What Was Fate of French Foreign Legion?

Conceived in fear and mistrust, this fighting force of unmanageable misfits and deserters survived, thrived and earned its country’s grudging respect.
Time was, films about the French Foreign Legion were themselves legion. P.C. Wren’s 1924 romantic novel, Beau Geste, unleashed a sandstorm of popular legion-inspired celluloid. Filmmakers have since released at least four movies directly based on the novel, with stars ranging from Ronald Colman to Gary Cooper and Telly Savalas, while scores of other legion-related films produced in the 20th century practically constitute their own genre of outback swashbucklers. But moviegoers’ ardor for films about stouthearted maverick legionnaires has faded so in recent years (the latest iteration was Deserter in 2002) that the most commonly asked question about the French Foreign Legion today is, “Mon Dieu, does that thing still exist?”
The legion was conceived as a provisional solution to a fleeting problem —the migration of undesirable persons into France in the wake of revolutions throughout Europe in 1830–31.
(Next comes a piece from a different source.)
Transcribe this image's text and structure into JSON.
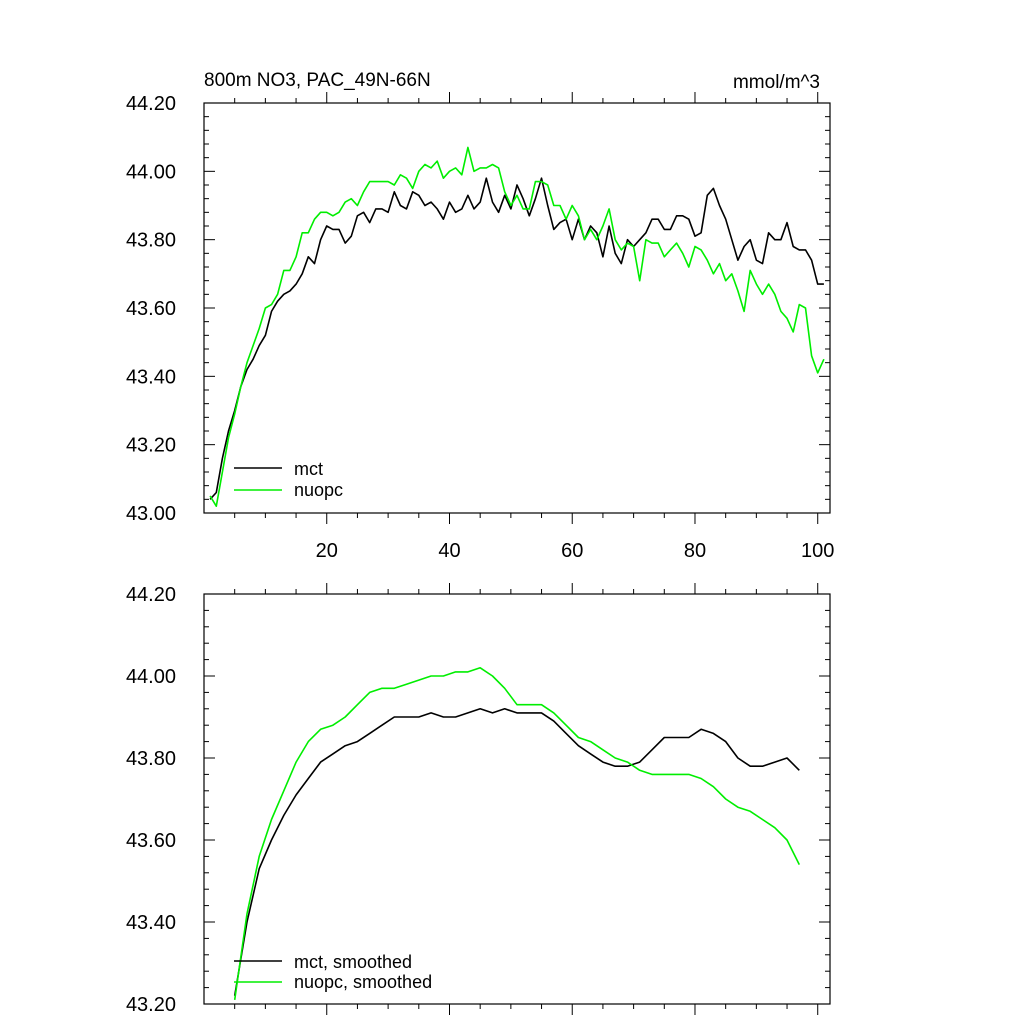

In retrospect, a military remedy to illegal immigration appears both contemporary and imaginative. The July Revolution of 1830 had resuscitated the French Revolutionary concept of a citizen army and led to disbandment of the Swiss Guards and other foreign formations that had enforced Bourbon mastery of such uprisings. To address the resulting coagulation of refugees in French cities, King Louis-Philippe on March 9, 1831, signed into law an act creating a ghetto foreign force within a citizen army. Recruiters quickly enlisted the undesirable aliens and packed them off to Algiers — et adieu, la Légion!